Major depressive disorders are characterized by a significant health burden, including changes in appetite and body weight. Identifying biomarkers such as changes in brain function to treat depression is difficult due to the varying symptomatology of affected individuals. However, a research team—led by Prof. Dr. Nils Kroemer of the University Hospital Tübingen as well as the University Hospital Bonn (UKB) and the University of Bonn investigated whether conclusions can be drawn about the direction of appetite changes—increase or decrease—based on the functional architecture of the reward system in the brain. The results are now published in the journal JAMA Psychiatry.
Depression has many faces. A variety of changes in motivation, emotions and physical experiences characterize the disorder. Many patients suffering from depression do not only lose their drive and interest in rewarding activities, but also their appetite. At the same time, other patients report increased appetite during a depressive episode. So far, not much is known about the causes of these differences in symptoms within depression and how they can be specifically treated.
A team of researchers led by Prof. Dr. Nils Kroemer, who works in the Translational Psychiatry Unit of the Department of Psychiatry and Psychotherapy at the University Hospital Tübingen and, since 2022, also as Professor of Medical Psychology at the Department of Psychiatry and Psychotherapy at the University Hospital Bonn, has now been able to gain new insights into this topic as part of a multicenter study. By using magnetic resonance imaging, the researchers showed that the direction of appetite changes associated with depression is linked to specific changes in the brain’s reward system.

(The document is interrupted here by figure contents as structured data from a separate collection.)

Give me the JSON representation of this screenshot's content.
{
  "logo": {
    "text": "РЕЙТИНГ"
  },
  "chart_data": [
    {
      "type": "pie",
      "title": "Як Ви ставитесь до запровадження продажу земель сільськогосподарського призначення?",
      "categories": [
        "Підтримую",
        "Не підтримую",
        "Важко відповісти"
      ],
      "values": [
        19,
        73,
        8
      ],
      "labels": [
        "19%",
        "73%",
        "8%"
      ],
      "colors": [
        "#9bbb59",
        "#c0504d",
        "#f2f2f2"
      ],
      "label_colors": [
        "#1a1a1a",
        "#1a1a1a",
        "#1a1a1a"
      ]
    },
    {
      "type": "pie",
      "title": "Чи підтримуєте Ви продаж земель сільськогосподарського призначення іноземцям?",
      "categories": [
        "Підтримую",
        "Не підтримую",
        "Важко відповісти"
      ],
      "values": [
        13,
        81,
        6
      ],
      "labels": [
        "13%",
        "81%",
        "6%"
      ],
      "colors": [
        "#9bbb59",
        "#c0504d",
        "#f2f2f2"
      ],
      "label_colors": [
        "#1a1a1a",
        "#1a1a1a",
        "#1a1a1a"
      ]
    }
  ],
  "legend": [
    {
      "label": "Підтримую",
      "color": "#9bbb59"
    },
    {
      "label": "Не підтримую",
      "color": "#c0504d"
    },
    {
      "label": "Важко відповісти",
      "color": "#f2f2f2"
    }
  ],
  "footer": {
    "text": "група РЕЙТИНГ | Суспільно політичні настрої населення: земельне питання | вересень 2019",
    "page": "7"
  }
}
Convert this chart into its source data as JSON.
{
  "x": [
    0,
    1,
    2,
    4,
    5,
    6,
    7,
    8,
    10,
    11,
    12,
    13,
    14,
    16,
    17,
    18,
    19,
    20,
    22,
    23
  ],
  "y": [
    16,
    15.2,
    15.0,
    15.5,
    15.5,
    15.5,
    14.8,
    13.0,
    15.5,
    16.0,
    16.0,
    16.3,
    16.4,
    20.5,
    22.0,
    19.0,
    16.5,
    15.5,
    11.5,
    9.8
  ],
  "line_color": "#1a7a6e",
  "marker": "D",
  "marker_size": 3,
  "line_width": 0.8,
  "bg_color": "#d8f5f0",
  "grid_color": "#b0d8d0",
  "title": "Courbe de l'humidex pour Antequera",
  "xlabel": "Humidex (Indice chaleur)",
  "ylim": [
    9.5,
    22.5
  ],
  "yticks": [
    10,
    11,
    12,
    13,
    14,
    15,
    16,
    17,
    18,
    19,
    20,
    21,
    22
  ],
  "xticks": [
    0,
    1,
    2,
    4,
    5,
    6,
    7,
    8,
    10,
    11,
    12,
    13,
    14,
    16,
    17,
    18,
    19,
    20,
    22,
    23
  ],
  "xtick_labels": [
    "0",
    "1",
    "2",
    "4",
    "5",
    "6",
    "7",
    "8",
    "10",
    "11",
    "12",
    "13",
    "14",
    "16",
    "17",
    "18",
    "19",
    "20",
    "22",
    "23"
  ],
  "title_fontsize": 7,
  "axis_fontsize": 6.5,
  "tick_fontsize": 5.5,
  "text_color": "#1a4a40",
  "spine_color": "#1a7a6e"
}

For a long time, scientists like Prof. Kroemer’s team have been searching for shared alterations in the reward system across patients with depression. This idea is intuitive because patients with depression usually experience striking changes in their motivation. “But the idea of a ‘depressed’ reward system seems to be more of an illusion,” explains Kroemer, the study’s lead author. “Instead of looking for general changes in the reward system, we can better relate specific changes, such as in appetite and body weight, to differences in the brain that help explain individual symptoms.”
About the study
The team, consisting of researchers from several German university hospitals, examined the brain function of affected participants at rest and recorded their psychological symptoms. This allowed them to compare whether individual symptoms of depression are more predictable. To do this, they focused on the functional connectivity (also called connection strength; it describes the strength of communication between different brain regions) of the nucleus accumbens, one of the central regions in processing rewards and controlling goal-directed behavior, with other brain regions.
When patients with depression experienced a loss of appetite during a depressive episode, the strength of the connection between the reward system and other regions that play an essential role in value-based decisions and memory processes was reduced. If, on the other hand, there was an increase in appetite, the researchers observed a weaker connection between the reward system and the part of the brain where taste stimuli and bodily signals are processed. “These changes in the reward system were so prominent in severe depression that we were able to predict whether someone would suffer from an increase or loss of appetite based on the individual profiles of the reward system,” Kroemer said, describing the study results. “In contrast, it was not possible to tell whether someone had depression in general or not. So, it’s not just a change that matters, but especially the nature of the behavioral change.”
More targeted therapy options
Since there is no universal pattern of changes in the reward system in depression, the study points to the potential of precision medicine. These novel approaches do not focus on a general diagnosis but on individual symptoms. With the help of such symptom-based changes in the brain, it will be possible to develop more targeted therapies that directly address the specific symptoms of those affected in the future.